PASSWORDS were  once only used in bad  spy films. Or by  children who formed their  own Black Hand Gang and  wore their blazers  backwards. Or in the army  when a guard said, “Who  goes there?”
These days, everybody has  passwords for mobile phone,  voicemail and phone banking, and  any number for email and social  networking sites, internet  membership sites and online bank  accounts.
Most people, it seems, tend to opt  for simple. Password, believe it or  not, is the top password in use  online. So the accounts of people  who use that would be easy meat  for a hacker from a Sunday  newspaper of dubious morality or  an international scamming ring  based in Volgograd.
I made a list the other day and  found I had 42 passwords. Those  for innocuous sites such as Hertz  or iTunes are fairly simple but they  are much more complex for bank  or credit card or sites where  finance or my identity is at risk.
Many people faced with having  lots of passwords, may choose the  same one. They often choose  something that is easy to  remember. This is not a good idea.  Also short is bad and long is  good. Rover is not good.  Existentialism22 is good.
A combination of upper and  lower case letters and numbers  that stretch up to 18 or 20  characters is best of all.
I checked the strength of my  passwords at the site How  Secure Is My Password  and got a shock. Oo-er.  I’d better think again.
The site tells you how  long it would take to crack a  password using a desk top  computer. My simple passwords  would fall in 32 seconds. The one  for my bank account – which I  thought was rather clever – would  last 13 minutes. The password for  my credit card, which is just  random numbers, would take less  than a second.
This is sobering stuff.
The one for my website is the best  of the lot and would take about  8,000 years to crack. Rover, by the  way, would take less than a second  to fall. Existentialism22 would  take a billion years.
So it is all change on the password  front for me. How strong are  yours?

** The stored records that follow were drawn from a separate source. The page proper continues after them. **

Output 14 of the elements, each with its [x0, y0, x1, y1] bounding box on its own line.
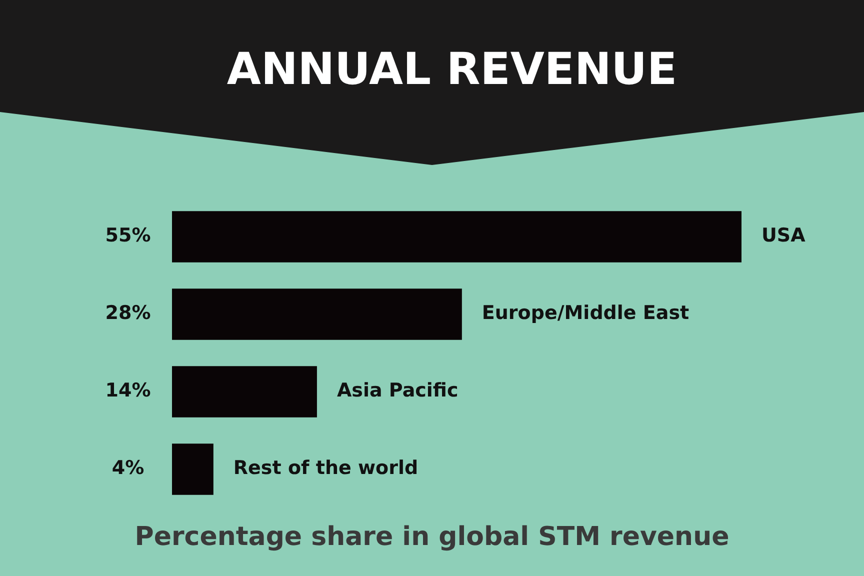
text: Percentage share in global STM revenue	[134, 522, 730, 552]
chart-title: ANNUAL REVENUE	[226, 44, 678, 95]
y-tick-label: Europe/Middle East	[482, 302, 690, 324]
bar	[172, 444, 214, 495]
y-tick-label: Asia Pacific	[336, 380, 458, 402]
y-tick-label: Rest of the world	[233, 457, 418, 480]
data-label: 14%	[105, 380, 151, 402]
data-label: 4%	[112, 457, 144, 480]
data-label: 28%	[105, 302, 151, 324]
bar	[172, 288, 462, 340]
data-label: 55%	[105, 224, 151, 247]
bar	[172, 366, 317, 418]
bar	[172, 211, 742, 262]
y-tick-label: USA	[761, 224, 806, 247]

READER Roy Bottomley has  forwarded to me an amusing  version of the song My  Favourite Things which is a  parody about getting old.
Dame Julie Andrews herself  has sadly never sung it: the  Oscar winner hasn’t had her  once glorious singing voice  since surgery to remove  non-cancerous nodules on her  vocal cords in 1997.
She later sued  the New York  surgeons, winning a large  out-of-court settlement.
Dame Julie is in her  seventies by the way, and I  suspect she might smile at the  sentiments.
Thanks, Roy, for thinking it  might apply to me. Perhaps we  could all sing the first two  verses together, in the style of  Dame Julie:
Botox and nose drops and needles for  knitting,
Walkers and handrails and new dental  fittings,
Bundles of magazines tied up in string,
These are a few of my favourite  things...
Cadillacs and cataracts, hearing aids  and glasses,
Polident and Fixodent and false teeth in  glasses,
Pacemakers, golf carts and porches with  swings,
These are a few of my favourite  things...

When the pipes leak, When the bones  creak, When the knees go bad,
I simply remember my favourite things,  and then I don't feel so bad.

I WANT to know how to get out  of recession and solve Britain’s  financial problems? Then why  not invoke the Patriotic  Retirement Plan? Several  readers have sent me a copy.  The latest are Sue Crofts of  Golcar and Neil Staples.
It advises the Prime Minister to  use it instead of giving billions of  pounds to banks that, it says, will  only squander the money on  lavish parties and unearned  bonuses. Here is the Plan:
There are about 10 million  people over 50 in the work force.  Pay them £1 million each  severance for early retirement  with the following stipulations: 
They MUST retire. Ten million  job openings – unemployment  fixed.
They MUST buy a new British  car. Ten million cars ordered - car  industry fixed.
They MUST either buy a  house or pay off their mortgage –  housing crisis fixed.
They MUST send their kids to  school/college/university – crime  rate fixed.
They MUST buy £100 worth of  alcohol and tobacco a week –  and there’s your money back in  duty/tax

IF we are going out at night, my  wife Maria does two things.
I’ll just put the telly on for the  dog,” she says.
And she also leaves a light on.
She believes the TV will  provide company for Lucky while  we are out and that the light will  extend the dog’s day until we get  home when we switch it off and  go to bed, which will be an  indication to the dog that it is  time to go to sleep.
This is Maria’s logic because  the welfare of the dog is of  paramount importance.
The fact that Lucky sleeps  anyway, with the light on or off, is  neither here nor there. It’s not as  if she settles down to a good  book once we are out of the door.
“By heck, I hope they  remember to leave the light on.  I’ve just to a good bit in The  Hound Of The Baskervilles.”
The television is a different  matter. Maria often leaves it on  with the sound muted.
“Why not have the sound on?”  I say.
“Don’t be silly. Lucky is deaf.”
Maybe if we just turned the  sound up a bit? Or switched on  the subtitles?
It might save Lucky having to  ask that cocker spaniel on the  field what's been going on in Corra.